Congress on June 26, 1956, approves the Federal Highway Act, dedicating more than $30 billion to build some 41,000 miles of interstate highways coast to coast. It was the largest public construction project in U.S. history at the time and a milestone victory for longtime road advocates such as automakers and dealers. And it helped spawn a new era for the auto industry.
By the 1960s, the U.S. was a nation of safer and speedier roadways, and drivers, with an estimated one in seven Americans employed directly or indirectly by the auto industry.
President Dwight D. Eisenhower, who signed the Federal Highway Act on June 29, 1956, from a hospital bed where he was recovering from surgery, discovered the utility of a national system of roads after participating in the U.S. Army's first transcontinental motor convoy in 1919.
Eisenhower came to admire Germany's autobahn network during World War II and he used his January 1956 State of the Union address to again call for a "modern, interstate highway system."
To raise funds for the project, Congress increased the gasoline tax from two to three cents per gallon and imposed a series of other highway user tax changes.

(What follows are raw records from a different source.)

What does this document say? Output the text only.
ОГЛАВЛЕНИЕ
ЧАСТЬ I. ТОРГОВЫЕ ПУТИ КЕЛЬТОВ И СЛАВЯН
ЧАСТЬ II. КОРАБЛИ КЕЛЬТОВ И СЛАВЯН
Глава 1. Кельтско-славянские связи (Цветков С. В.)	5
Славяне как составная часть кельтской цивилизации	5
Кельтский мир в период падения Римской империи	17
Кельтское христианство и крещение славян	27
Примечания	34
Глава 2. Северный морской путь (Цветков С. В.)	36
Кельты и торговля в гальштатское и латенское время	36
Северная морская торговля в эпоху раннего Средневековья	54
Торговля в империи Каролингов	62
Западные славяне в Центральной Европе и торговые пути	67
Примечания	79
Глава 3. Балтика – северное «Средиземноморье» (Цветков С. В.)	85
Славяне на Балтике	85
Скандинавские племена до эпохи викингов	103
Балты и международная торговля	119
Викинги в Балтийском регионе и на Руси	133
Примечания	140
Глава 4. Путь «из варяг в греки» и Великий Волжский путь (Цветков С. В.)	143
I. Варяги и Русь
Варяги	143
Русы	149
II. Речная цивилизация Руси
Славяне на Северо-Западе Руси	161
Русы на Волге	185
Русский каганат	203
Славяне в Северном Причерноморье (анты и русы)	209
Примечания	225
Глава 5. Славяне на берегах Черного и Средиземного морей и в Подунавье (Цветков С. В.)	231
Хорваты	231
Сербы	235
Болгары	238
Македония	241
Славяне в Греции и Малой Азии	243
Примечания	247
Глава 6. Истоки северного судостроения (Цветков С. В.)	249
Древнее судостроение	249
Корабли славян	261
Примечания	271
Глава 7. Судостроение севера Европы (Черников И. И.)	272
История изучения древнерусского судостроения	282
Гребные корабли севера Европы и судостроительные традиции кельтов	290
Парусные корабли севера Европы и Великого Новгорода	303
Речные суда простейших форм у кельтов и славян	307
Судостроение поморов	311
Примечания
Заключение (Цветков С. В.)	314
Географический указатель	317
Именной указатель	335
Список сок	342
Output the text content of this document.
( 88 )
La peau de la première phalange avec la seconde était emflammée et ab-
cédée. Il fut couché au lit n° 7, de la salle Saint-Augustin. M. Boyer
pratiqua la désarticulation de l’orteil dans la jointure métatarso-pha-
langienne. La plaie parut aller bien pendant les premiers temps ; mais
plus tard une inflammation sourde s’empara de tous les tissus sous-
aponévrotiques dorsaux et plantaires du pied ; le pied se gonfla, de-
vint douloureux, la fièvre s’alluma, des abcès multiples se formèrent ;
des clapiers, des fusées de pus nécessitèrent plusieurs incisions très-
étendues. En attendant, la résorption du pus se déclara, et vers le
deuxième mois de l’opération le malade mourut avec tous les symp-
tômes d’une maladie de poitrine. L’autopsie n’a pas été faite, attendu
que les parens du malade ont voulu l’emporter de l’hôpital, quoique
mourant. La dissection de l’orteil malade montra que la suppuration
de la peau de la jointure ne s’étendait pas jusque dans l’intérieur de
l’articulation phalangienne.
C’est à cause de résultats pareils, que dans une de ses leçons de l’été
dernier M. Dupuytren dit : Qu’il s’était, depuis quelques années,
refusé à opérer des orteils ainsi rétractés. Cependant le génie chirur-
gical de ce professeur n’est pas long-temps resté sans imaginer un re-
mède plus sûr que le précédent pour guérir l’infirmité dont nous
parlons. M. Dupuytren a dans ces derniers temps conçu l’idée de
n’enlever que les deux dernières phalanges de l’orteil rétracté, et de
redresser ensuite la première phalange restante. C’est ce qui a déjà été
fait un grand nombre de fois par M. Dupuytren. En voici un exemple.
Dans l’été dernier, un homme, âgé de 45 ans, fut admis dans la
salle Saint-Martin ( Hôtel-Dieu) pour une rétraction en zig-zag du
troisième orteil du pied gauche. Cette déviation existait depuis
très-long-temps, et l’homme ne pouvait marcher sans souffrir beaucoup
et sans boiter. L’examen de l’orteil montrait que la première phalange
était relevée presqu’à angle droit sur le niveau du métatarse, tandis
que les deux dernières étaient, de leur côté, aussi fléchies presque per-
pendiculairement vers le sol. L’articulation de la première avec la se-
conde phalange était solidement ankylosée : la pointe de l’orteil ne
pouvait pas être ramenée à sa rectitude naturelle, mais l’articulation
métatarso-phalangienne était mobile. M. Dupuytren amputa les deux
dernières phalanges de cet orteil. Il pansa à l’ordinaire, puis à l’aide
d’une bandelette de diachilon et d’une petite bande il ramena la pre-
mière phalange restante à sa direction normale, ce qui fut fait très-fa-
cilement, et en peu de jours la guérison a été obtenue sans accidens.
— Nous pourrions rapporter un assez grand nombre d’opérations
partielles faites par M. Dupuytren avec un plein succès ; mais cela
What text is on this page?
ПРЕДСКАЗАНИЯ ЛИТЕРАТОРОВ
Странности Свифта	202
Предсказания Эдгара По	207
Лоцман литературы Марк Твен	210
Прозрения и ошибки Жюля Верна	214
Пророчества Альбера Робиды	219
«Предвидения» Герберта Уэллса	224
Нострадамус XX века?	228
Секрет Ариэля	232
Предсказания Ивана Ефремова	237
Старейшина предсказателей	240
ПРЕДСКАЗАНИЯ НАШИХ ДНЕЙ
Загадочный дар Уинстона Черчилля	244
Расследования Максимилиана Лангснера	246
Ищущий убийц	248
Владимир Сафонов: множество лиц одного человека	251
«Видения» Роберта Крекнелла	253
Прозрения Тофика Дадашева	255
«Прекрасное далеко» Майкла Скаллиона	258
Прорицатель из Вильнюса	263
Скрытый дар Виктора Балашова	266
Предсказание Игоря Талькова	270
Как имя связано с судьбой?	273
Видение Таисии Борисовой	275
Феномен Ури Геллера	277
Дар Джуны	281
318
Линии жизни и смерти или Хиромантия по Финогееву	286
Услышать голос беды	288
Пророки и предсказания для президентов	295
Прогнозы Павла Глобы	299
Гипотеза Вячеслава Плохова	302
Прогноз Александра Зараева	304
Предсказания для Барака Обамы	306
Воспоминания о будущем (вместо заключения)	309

The project, originally estimated to cost about $37.6 billion, far exceeded that amount, costing $128.9 billion.
Construction on the nation's highways began almost immediately in 1956 and helped fuel a surge in interstate trucking, which quickly surpassed railroads to dominate U.S. shipping markets. The vast interstate highway network made travel and commerce more efficient. It also provided key routes for evacuating urban centers -- a priority of national defense during the Cold War era.
The program was criticized for displacing homeowners, farms and businesses, harming cities and excessive costs amid allegations of waste, fraud and abuse. To counter the complaints, the U.S. Bureau of Public Road launched a public relations campaign in the early 1960s that included films such as Road to Prosperity. The film highlighted the benefits seen in Kansas City, Mo., which had used the highway system to attract new industry such as a Delco radio plant owned and operated by General Motors.
Over time, the boom in interstate highway construction sparked the growth of roadside businesses such as restaurants -- what would become fast-food chains -- hotels and amusement parks, as well as suburban sprawl.